Zanoni é um romance ocultista e de fantasia, escrito por Edward Bulwer-Lytton, que esteve ligado à misteriosa tradição da Ordem Rosacruz no séc. XIX. Em Nápoles, um homem imortal – Zanoni – e com um alto grau de consciência, debate-se com a possibilidade de perder os seus poderes espirituais e a sua própria imortalidade caso se entregue à mulher que ama, Viola Pisani. A história reflecte algumas questões relacionadas com a alma e a busca do ideal espiritual, ao se abdicar das paixões e da ilusão.

 

 

 

Mas o seu amor, do mesmo modo que a sua ambição, eram vagos e mutáveis. Não satisfazia plenamente o seu coração, mas deixava antes um vazio na sua existência, não porque carecesse de fortes e nobres paixões, mas porque a sua mente não estava ainda suficientemente preparada  nem bastante assente para o desenvolvimento dessas paixões que nele brotavam.

 

(…) Glyndon não tinha ainda conhecido suficientemente a tristeza, para poder amar profundamente. Pois, para que o homem possa compreender todo o valor das coisas grandes da vida, é preciso que tenha sofrido desenganos nas que são pequenas.

 

Quem quiser ser iniciado, deve, já como neófito, ser livre de todo o afecto ou desejo que o ligue ao mundo. Não lhe é permitido amar mulher alguma. Deve estar livre da avareza e da ambição, livre de toda a ilusão, até da que inspira a arte ou a esperança de um nome ilustre.

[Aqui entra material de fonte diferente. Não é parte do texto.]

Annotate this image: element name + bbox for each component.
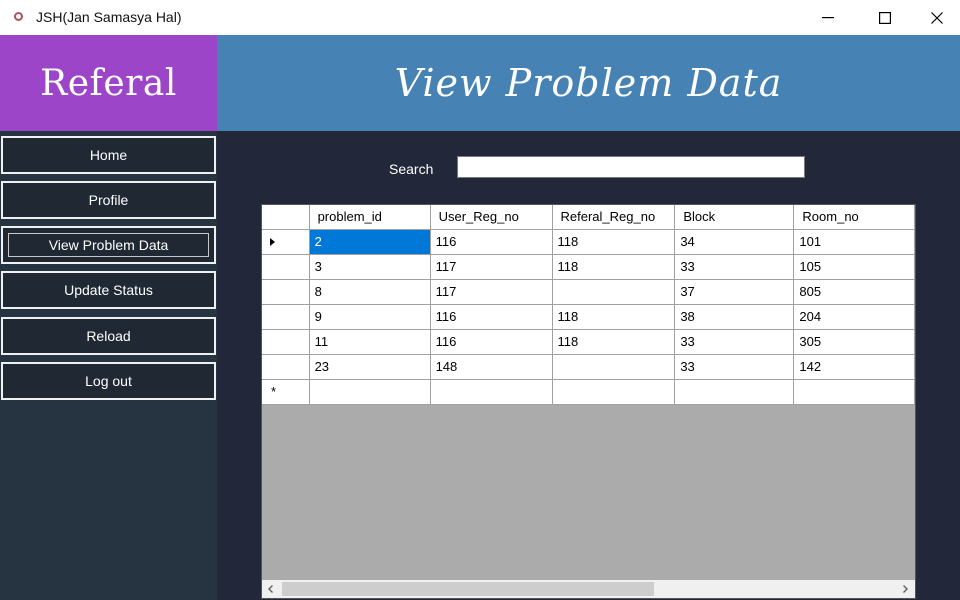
nav-update-status-label: Update Status	[64, 282, 153, 298]
table-cell[interactable]: 37	[674, 279, 795, 305]
table-cell[interactable]: 38	[674, 304, 795, 330]
table-cell[interactable]: 33	[674, 354, 795, 380]
table-row[interactable]: 9 116 118 38 204	[262, 304, 915, 330]
column-header-room-no[interactable]: Room_no	[793, 205, 915, 230]
scroll-thumb[interactable]	[282, 582, 654, 596]
column-header-referal-reg-no[interactable]: Referal_Reg_no	[552, 205, 676, 230]
minimize-button[interactable]	[800, 0, 856, 35]
row-header[interactable]	[262, 354, 310, 380]
table-cell[interactable]: 116	[430, 229, 553, 255]
row-header[interactable]: *	[262, 379, 310, 405]
search-input[interactable]	[457, 156, 805, 178]
close-button[interactable]	[913, 0, 960, 35]
row-header[interactable]	[262, 229, 310, 255]
grid-corner-header[interactable]	[262, 205, 310, 230]
table-cell[interactable]: 118	[552, 329, 676, 355]
maximize-icon	[879, 11, 891, 24]
title-bar: JSH(Jan Samasya Hal)	[0, 0, 960, 35]
brand-title: Referal	[40, 62, 177, 104]
table-cell[interactable]: 118	[552, 229, 676, 255]
table-cell[interactable]: 23	[309, 354, 431, 380]
table-cell[interactable]: 204	[793, 304, 915, 330]
scroll-right-button[interactable]	[897, 580, 915, 598]
row-header[interactable]	[262, 329, 310, 355]
focus-rectangle	[8, 233, 209, 257]
nav-home-label: Home	[89, 147, 128, 163]
table-cell[interactable]: 9	[309, 304, 431, 330]
table-cell[interactable]: 8	[309, 279, 431, 305]
row-pointer-icon	[270, 237, 275, 246]
chevron-left-icon	[268, 585, 273, 593]
problem-data-grid[interactable]: problem_id User_Reg_no Referal_Reg_no Bl…	[261, 204, 916, 599]
table-cell[interactable]	[793, 379, 915, 405]
nav-logout-button[interactable]: Log out	[1, 362, 216, 400]
table-cell[interactable]	[552, 354, 676, 380]
minimize-icon	[822, 16, 834, 18]
close-icon	[930, 11, 943, 24]
table-cell[interactable]: 116	[430, 329, 553, 355]
nav-reload-label: Reload	[86, 328, 131, 344]
sidebar: Home Profile View Problem Data Update St…	[0, 131, 217, 600]
table-cell[interactable]: 118	[552, 254, 676, 280]
app-icon	[14, 12, 23, 21]
table-row[interactable]: 3 117 118 33 105	[262, 254, 915, 280]
search-label: Search	[389, 161, 434, 177]
table-row[interactable]: 23 148 33 142	[262, 354, 915, 380]
table-cell[interactable]	[430, 379, 553, 405]
table-cell[interactable]: 117	[430, 279, 553, 305]
nav-reload-button[interactable]: Reload	[1, 317, 216, 355]
row-header[interactable]	[262, 279, 310, 305]
table-cell[interactable]: 3	[309, 254, 431, 280]
new-row-marker: *	[271, 383, 277, 399]
table-cell[interactable]	[674, 379, 795, 405]
table-cell[interactable]: 305	[793, 329, 915, 355]
table-row[interactable]: 2 116 118 34 101	[262, 229, 915, 255]
table-cell[interactable]: 33	[674, 329, 795, 355]
grid-header-row: problem_id User_Reg_no Referal_Reg_no Bl…	[262, 205, 915, 230]
column-header-block[interactable]: Block	[674, 205, 795, 230]
maximize-button[interactable]	[857, 0, 913, 35]
table-cell[interactable]: 34	[674, 229, 795, 255]
table-row[interactable]: 11 116 118 33 305	[262, 329, 915, 355]
brand-panel: Referal	[0, 35, 217, 131]
window-title: JSH(Jan Samasya Hal)	[36, 9, 182, 25]
table-cell[interactable]: 117	[430, 254, 553, 280]
nav-update-status-button[interactable]: Update Status	[1, 271, 216, 309]
main-panel: Search problem_id User_Reg_no Referal_Re…	[217, 131, 960, 600]
nav-profile-button[interactable]: Profile	[1, 181, 216, 219]
table-cell[interactable]: 11	[309, 329, 431, 355]
table-cell[interactable]	[309, 379, 431, 405]
nav-logout-label: Log out	[85, 373, 132, 389]
row-header[interactable]	[262, 304, 310, 330]
new-row[interactable]: *	[262, 379, 915, 405]
table-row[interactable]: 8 117 37 805	[262, 279, 915, 305]
horizontal-scrollbar[interactable]	[262, 580, 915, 598]
column-header-problem-id[interactable]: problem_id	[309, 205, 431, 230]
table-cell[interactable]: 105	[793, 254, 915, 280]
nav-profile-label: Profile	[88, 192, 129, 208]
table-cell[interactable]: 118	[552, 304, 676, 330]
table-cell[interactable]: 148	[430, 354, 553, 380]
table-cell[interactable]	[552, 379, 676, 405]
table-cell[interactable]: 33	[674, 254, 795, 280]
page-title: View Problem Data	[394, 61, 783, 105]
table-cell[interactable]: 116	[430, 304, 553, 330]
header-banner: View Problem Data	[217, 35, 960, 131]
grid-table: problem_id User_Reg_no Referal_Reg_no Bl…	[262, 205, 915, 405]
column-header-user-reg-no[interactable]: User_Reg_no	[430, 205, 553, 230]
table-cell[interactable]	[552, 279, 676, 305]
table-cell[interactable]: 142	[793, 354, 915, 380]
table-cell[interactable]: 101	[793, 229, 915, 255]
table-cell[interactable]: 805	[793, 279, 915, 305]
nav-view-problem-data-button[interactable]: View Problem Data	[1, 226, 216, 264]
nav-home-button[interactable]: Home	[1, 136, 216, 174]
table-cell-selected[interactable]: 2	[309, 229, 431, 255]
chevron-right-icon	[903, 585, 908, 593]
scroll-left-button[interactable]	[262, 580, 280, 598]
row-header[interactable]	[262, 254, 310, 280]
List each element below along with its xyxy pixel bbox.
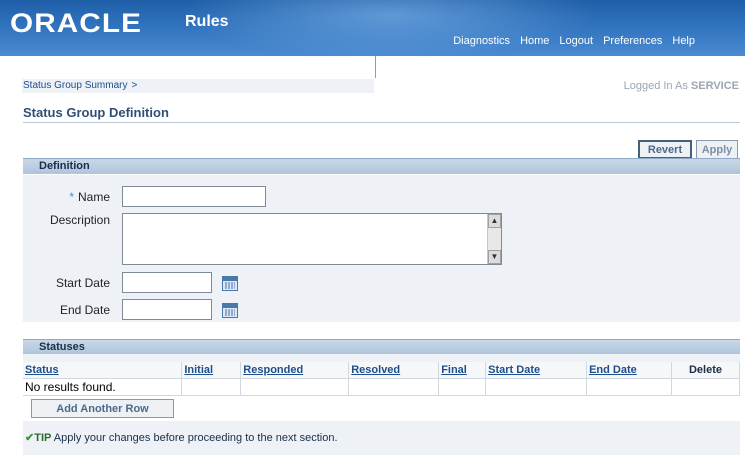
logged-in-user: SERVICE (690, 80, 739, 92)
table-header-row: Status Initial Responded Resolved Final … (23, 362, 741, 379)
name-label: * Name (0, 190, 110, 204)
logged-in-as: Logged In As SERVICE (624, 80, 739, 92)
column-responded[interactable]: Responded (240, 362, 350, 379)
nav-preferences[interactable]: Preferences (603, 35, 662, 47)
tip-label: TIP (34, 432, 52, 444)
column-status[interactable]: Status (23, 362, 183, 379)
statuses-section-header: Statuses (23, 339, 740, 355)
scroll-up-icon[interactable]: ▲ (488, 214, 501, 228)
column-resolved[interactable]: Resolved (348, 362, 440, 379)
name-field[interactable] (122, 186, 266, 207)
page-title: Status Group Definition (23, 105, 169, 120)
end-date-field[interactable] (122, 299, 212, 320)
tip-text: Apply your changes before proceeding to … (53, 432, 338, 444)
nav-diagnostics[interactable]: Diagnostics (453, 35, 510, 47)
app-header: ORACLE Rules Diagnostics Home Logout Pre… (0, 0, 745, 56)
add-another-row-button[interactable]: Add Another Row (31, 399, 174, 418)
required-marker: * (69, 190, 74, 204)
nav-help[interactable]: Help (672, 35, 695, 47)
column-initial[interactable]: Initial (181, 362, 242, 379)
start-date-field[interactable] (122, 272, 212, 293)
app-name: Rules (185, 13, 229, 30)
table-row: No results found. (23, 378, 741, 396)
definition-section-header: Definition (23, 158, 740, 174)
revert-button[interactable]: Revert (638, 140, 692, 159)
description-label: Description (49, 213, 110, 227)
column-delete: Delete (671, 362, 741, 379)
description-scrollbar[interactable]: ▲ ▼ (487, 214, 501, 264)
breadcrumb-separator: > (131, 80, 138, 91)
header-glow (180, 0, 600, 56)
column-final[interactable]: Final (438, 362, 487, 379)
apply-button[interactable]: Apply (696, 140, 738, 159)
title-divider (23, 122, 740, 123)
checkmark-icon: ✔ (25, 432, 35, 444)
description-field[interactable]: ▲ ▼ (122, 213, 502, 265)
oracle-logo: ORACLE (10, 8, 142, 38)
breadcrumb: Status Group Summary > (23, 80, 137, 91)
nav-home[interactable]: Home (520, 35, 549, 47)
tip-message: ✔TIP Apply your changes before proceedin… (25, 431, 338, 444)
calendar-icon[interactable] (222, 303, 238, 318)
scroll-down-icon[interactable]: ▼ (488, 250, 501, 264)
statuses-table: Status Initial Responded Resolved Final … (23, 362, 741, 396)
nav-logout[interactable]: Logout (559, 35, 593, 47)
empty-message: No results found. (23, 378, 183, 396)
global-nav: Diagnostics Home Logout Preferences Help (453, 35, 695, 47)
logged-in-label: Logged In As (623, 80, 688, 92)
calendar-icon[interactable] (222, 276, 238, 291)
header-tab-edge (0, 56, 376, 78)
breadcrumb-status-group-summary[interactable]: Status Group Summary (23, 80, 127, 91)
column-start-date[interactable]: Start Date (485, 362, 588, 379)
end-date-label: End Date (59, 303, 110, 317)
column-end-date[interactable]: End Date (586, 362, 672, 379)
start-date-label: Start Date (55, 276, 110, 290)
name-label-text: Name (77, 190, 110, 204)
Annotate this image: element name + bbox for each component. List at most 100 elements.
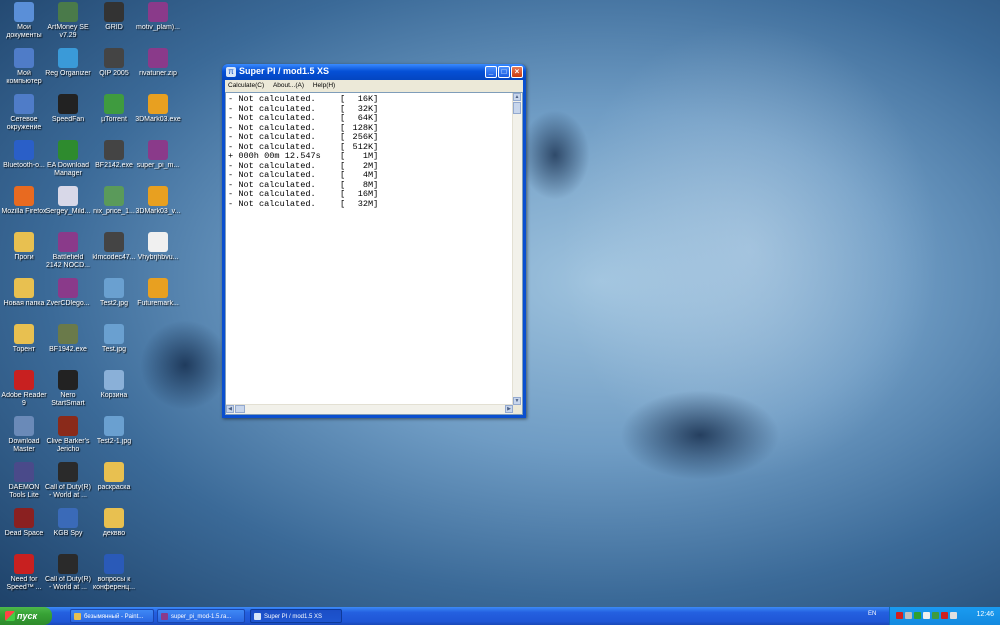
desktop-icon[interactable]: super_pi_m...	[134, 140, 182, 170]
desktop-icon[interactable]: ArtMoney SE v7.29	[44, 2, 92, 40]
desktop-icon-label: µTorrent	[101, 116, 127, 123]
maximize-button[interactable]: □	[498, 66, 510, 78]
shield-tray-icon[interactable]	[914, 612, 921, 619]
winrar-icon	[148, 140, 168, 160]
folder-icon	[104, 508, 124, 528]
desktop-icon[interactable]: BF1942.exe	[44, 324, 92, 354]
desktop-icon[interactable]: QIP 2005	[90, 48, 138, 78]
taskbar-button[interactable]: super_pi_mod-1.5.ra...	[157, 609, 245, 623]
scroll-up-icon[interactable]: ▲	[513, 93, 521, 101]
start-button[interactable]: пуск	[0, 607, 52, 625]
desktop-icon[interactable]: KGB Spy	[44, 508, 92, 538]
desktop-icon[interactable]: Sergey_Mild...	[44, 186, 92, 216]
network-tray-icon[interactable]	[905, 612, 912, 619]
desktop-icon[interactable]: motiv_plam)...	[134, 2, 182, 32]
desktop-icon[interactable]: ZverCDlego...	[44, 278, 92, 308]
scroll-down-icon[interactable]: ▼	[513, 397, 521, 405]
scroll-left-icon[interactable]: ◀	[226, 405, 234, 413]
bracket-close: ]	[373, 141, 379, 152]
desktop-icon[interactable]: BF2142.exe	[90, 140, 138, 170]
taskbar-button[interactable]: Super PI / mod1.5 XS	[250, 609, 342, 623]
desktop-icon[interactable]: Download Master	[0, 416, 48, 454]
scroll-thumb-horizontal[interactable]	[235, 405, 245, 413]
jericho-icon	[58, 416, 78, 436]
horizontal-scrollbar[interactable]: ◀ ▶	[226, 404, 513, 414]
desktop-icon[interactable]: klmcodec47...	[90, 232, 138, 262]
desktop-icon[interactable]: µTorrent	[90, 94, 138, 124]
desktop-icon-label: деквво	[102, 530, 126, 537]
desktop-icon[interactable]: Мои документы	[0, 2, 48, 40]
menu-calculate[interactable]: Calculate(C)	[228, 82, 264, 89]
desktop-icon[interactable]: 3DMark03_v...	[134, 186, 182, 216]
desktop-icon[interactable]: Bluetooth-о...	[0, 140, 48, 170]
desktop-icon[interactable]: Clive Barker's Jericho	[44, 416, 92, 454]
desktop-icon-label: Futuremark...	[137, 300, 179, 307]
vertical-scrollbar[interactable]: ▲ ▼	[512, 93, 522, 405]
taskbar-app-icon	[254, 613, 261, 620]
clock[interactable]: 12:46	[976, 611, 994, 618]
scroll-thumb[interactable]	[513, 102, 521, 114]
window-title: Super PI / mod1.5 XS	[239, 66, 330, 76]
document-icon	[58, 186, 78, 206]
desktop-icon[interactable]: Проги	[0, 232, 48, 262]
desktop-icon[interactable]: Mozilla Firefox	[0, 186, 48, 216]
taskbar-button-label: Super PI / mod1.5 XS	[264, 614, 323, 620]
desktop-icon-label: SpeedFan	[51, 116, 85, 123]
desktop-icon[interactable]: Dead Space	[0, 508, 48, 538]
desktop-icon[interactable]: Корзина	[90, 370, 138, 400]
desktop-icon[interactable]: раскраска	[90, 462, 138, 492]
desktop-icon[interactable]: Сетевое окружение	[0, 94, 48, 132]
menu-help[interactable]: Help(H)	[313, 82, 335, 89]
desktop-icon-label: QIP 2005	[99, 70, 129, 77]
desktop-icon-label: Need for Speed™ ...	[6, 576, 42, 591]
desktop-icon-label: Test.jpg	[101, 346, 127, 353]
window-titlebar[interactable]: π Super PI / mod1.5 XS _ □ ×	[222, 64, 526, 80]
desktop-icon[interactable]: Reg Organizer	[44, 48, 92, 78]
word-doc-icon	[104, 554, 124, 574]
scroll-right-icon[interactable]: ▶	[505, 405, 513, 413]
desktop-icon[interactable]: Nero StartSmart	[44, 370, 92, 408]
desktop-icon[interactable]: Call of Duty(R) - World at ...	[44, 462, 92, 500]
desktop-icon[interactable]: Test2.jpg	[90, 278, 138, 308]
utorrent-tray-icon[interactable]	[932, 612, 939, 619]
desktop-icon-label: KGB Spy	[53, 530, 83, 537]
language-indicator[interactable]: EN	[868, 611, 876, 617]
taskbar-button[interactable]: безымянный - Paint...	[70, 609, 154, 623]
menu-about[interactable]: About...(A)	[273, 82, 304, 89]
desktop-icon[interactable]: Мой компьютер	[0, 48, 48, 86]
bracket-close: ]	[373, 94, 379, 104]
desktop-icon[interactable]: 3DMark03.exe	[134, 94, 182, 124]
en-tray-icon[interactable]	[941, 612, 948, 619]
qip-tray-icon[interactable]	[923, 612, 930, 619]
speaker-icon[interactable]	[950, 612, 957, 619]
desktop-icon-label: Nero StartSmart	[51, 392, 85, 407]
desktop-icon[interactable]: nix_price_1...	[90, 186, 138, 216]
desktop-icon[interactable]: Test.jpg	[90, 324, 138, 354]
desktop-icon[interactable]: вопросы к конференц...	[90, 554, 138, 592]
desktop-icon[interactable]: Futuremark...	[134, 278, 182, 308]
desktop-icon[interactable]: SpeedFan	[44, 94, 92, 124]
desktop-icon[interactable]: Test2-1.jpg	[90, 416, 138, 446]
desktop-icon[interactable]: Call of Duty(R) - World at ...	[44, 554, 92, 592]
desktop-icon[interactable]: DAEMON Tools Lite	[0, 462, 48, 500]
superpi-window[interactable]: π Super PI / mod1.5 XS _ □ × Calculate(C…	[222, 64, 526, 418]
desktop-icon[interactable]: Need for Speed™ ...	[0, 554, 48, 592]
folder-docs-icon	[14, 2, 34, 22]
desktop-icon[interactable]: EA Download Manager	[44, 140, 92, 178]
desktop-icon[interactable]: rivatuner.zip	[134, 48, 182, 78]
desktop-icon[interactable]: деквво	[90, 508, 138, 538]
desktop-icon[interactable]: Vhybrjhbvu...	[134, 232, 182, 262]
desktop-icon-label: BF2142.exe	[95, 162, 133, 169]
desktop-icon-label: motiv_plam)...	[136, 24, 180, 31]
ati-icon[interactable]	[896, 612, 903, 619]
results-area[interactable]: - Not calculated.[16K] - Not calculated.[…	[225, 92, 523, 415]
desktop-icon[interactable]: Новая папка	[0, 278, 48, 308]
desktop-icon[interactable]: GRID	[90, 2, 138, 32]
close-button[interactable]: ×	[511, 66, 523, 78]
minimize-button[interactable]: _	[485, 66, 497, 78]
desktop-icon-label: GRID	[105, 24, 123, 31]
desktop-icon[interactable]: Battlefield 2142 NOCD...	[44, 232, 92, 270]
desktop-icon[interactable]: Adobe Reader 9	[0, 370, 48, 408]
desktop-icon[interactable]: Торент	[0, 324, 48, 354]
taskbar: пуск безымянный - Paint... super_pi_mod-1…	[0, 607, 1000, 625]
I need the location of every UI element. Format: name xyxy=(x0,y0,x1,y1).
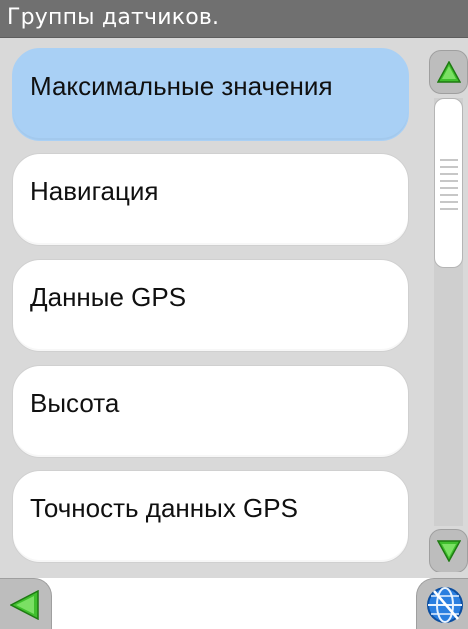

(…) o seu primeiro cuidado deve ser afastar de si todos os pensamentos, sentimentos e simpatias que possa sentir pelos outros. A base fundamental da ciência é saber dominar-se e não viver senão para o estudo, e este estudo deve ser, por agora, somente o seu mundo.

 

Se a felicidade existe (…) deve encontrar-se no EU que é livre de toda e qualquer paixão. Porém, a felicidade é o último estado do ser, e você encontra-se, agora, apenas no umbral do primeiro degrau da escada que para lá conduz.